First bike boulevard in Missouri to begin construction
COLUMBIA - Work for the Wabash to Hominy Bike Boulevard Project starts Monday, beginning with construction of what's called a "pedestrian refuge island" on College Avenue at Ash Street.
The construction involves removing yellow plastic delineators or lane markers on the median by North College Avenue and West Ash Street and replacing it with 6 inches raised concrete. There will be temporary lane restrictions on north and south lanes of College Avenue and work should be completed by Friday evening.
*Above: The area marked in yellow is where the concrete median will be. The area marked in red is where pedestrians and bikers can wait before crossing.

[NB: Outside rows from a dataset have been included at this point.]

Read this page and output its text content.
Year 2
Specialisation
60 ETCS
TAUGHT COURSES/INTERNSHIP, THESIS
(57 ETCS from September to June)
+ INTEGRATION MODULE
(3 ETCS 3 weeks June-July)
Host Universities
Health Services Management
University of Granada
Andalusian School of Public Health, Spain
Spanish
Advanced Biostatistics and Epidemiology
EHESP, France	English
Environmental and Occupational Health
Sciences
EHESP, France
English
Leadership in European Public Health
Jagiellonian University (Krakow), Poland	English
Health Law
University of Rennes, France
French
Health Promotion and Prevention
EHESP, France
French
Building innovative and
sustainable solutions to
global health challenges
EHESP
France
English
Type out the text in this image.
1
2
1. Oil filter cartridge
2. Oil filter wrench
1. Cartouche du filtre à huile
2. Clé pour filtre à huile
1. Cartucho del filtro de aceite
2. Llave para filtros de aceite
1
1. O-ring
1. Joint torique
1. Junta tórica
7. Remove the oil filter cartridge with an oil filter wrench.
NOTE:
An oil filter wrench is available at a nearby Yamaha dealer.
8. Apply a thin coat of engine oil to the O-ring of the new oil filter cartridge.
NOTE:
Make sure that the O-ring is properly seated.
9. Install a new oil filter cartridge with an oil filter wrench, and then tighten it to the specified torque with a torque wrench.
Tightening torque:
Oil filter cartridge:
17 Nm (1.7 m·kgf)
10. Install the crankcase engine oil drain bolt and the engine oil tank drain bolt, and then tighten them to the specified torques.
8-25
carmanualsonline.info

The bike boulevard concept is a striping plan that re-stripes the low-volume, low-speed, residential streets to give preference to bikes. This particular project starts downtown at 10th and Ash Streets and continues all the way to Stephens Lake Park. From there it goes to the south down Green Valley Road over to the Hominy Trail that was built just last year. This is the first bike boulevard to be installed in Missouri, according to Columbia Engineering Supervisor for Design, Cliff Jarvis. Other cities in the country that have bike boulevards include Portland, Seattle and Minneapolis.
When the city first started implementing the bike boulevard idea, some opposing views were voiced. One of the main questions drivers asked was whether they would be allowed to drive on those streets.
"Vehicles can still take that route. It's still open to cars," Jarvis said. "It's just...we're encouraging cars to use a different route. The preference is given to bikes."
Assistant Director of PedNet Coalition Lawrence Simonson said the bike boulevards make the streets more calm.
"They're not saying don't drive on the street, they're just making it safer for bike and pedestrians on the streets by putting in some traffic calming devices," Simonson said.
"As a person living in this neighborhood, you're going to see reduce cut-through traffic. They're also going to see reduced motor vehicle speeds through there cause there's traffic calming infrastructure that's put into place," Simonson said.
Simonson has used the bike boulevard route and feels that having the concrete median will be safer and less stressful as a biker.
"A motor vehicle could go through quite easily," Simonson said. "In fact, they do in the winter. I've actually seen construction crews decide they want to make a left turn there even though you're not supposed to; they just plow right through them. It's going to be much, much safer for bicycles, pedestrians, wheelchair users using that bike boulevard."
*Above: A worker removes a plastic delineator by unscrewing the bolts from the base of the lane marker, clearing the space for concrete to be put on.
Rachel Gleason, a resident on Windsor Street, bikes from College to Windsor Street daily and said it's dangerous crossing the street, but she doesn't see how concrete median would be any safer than the yellow plastic delineators.
"Plastic rods aren't a safety hazard," Gleason said. "Cars can see them visibly."
Other plans for the project include:
• Widening sidewalk at Wabash Bus Station/Fire Station
• Rebuilding Orr/Ash intersection to improve visibility and accessibility (making it more ADD accessible)
• Wayfinding signage from Downtown through Stephens Lake Park to Hominy Branch Trail.
The project will cost a total of $279, 800 and is funded by the Federal Non-Motorized Transportation Grant.
Jarvis said contractors are planning to start on the intersection and sidewalk work Nov. 17. The wayfinding signage will be installed in early December.
*Above: Inner lanes of North College Avenue temporarily restricted as construction begins for the new concrete pedestrian median.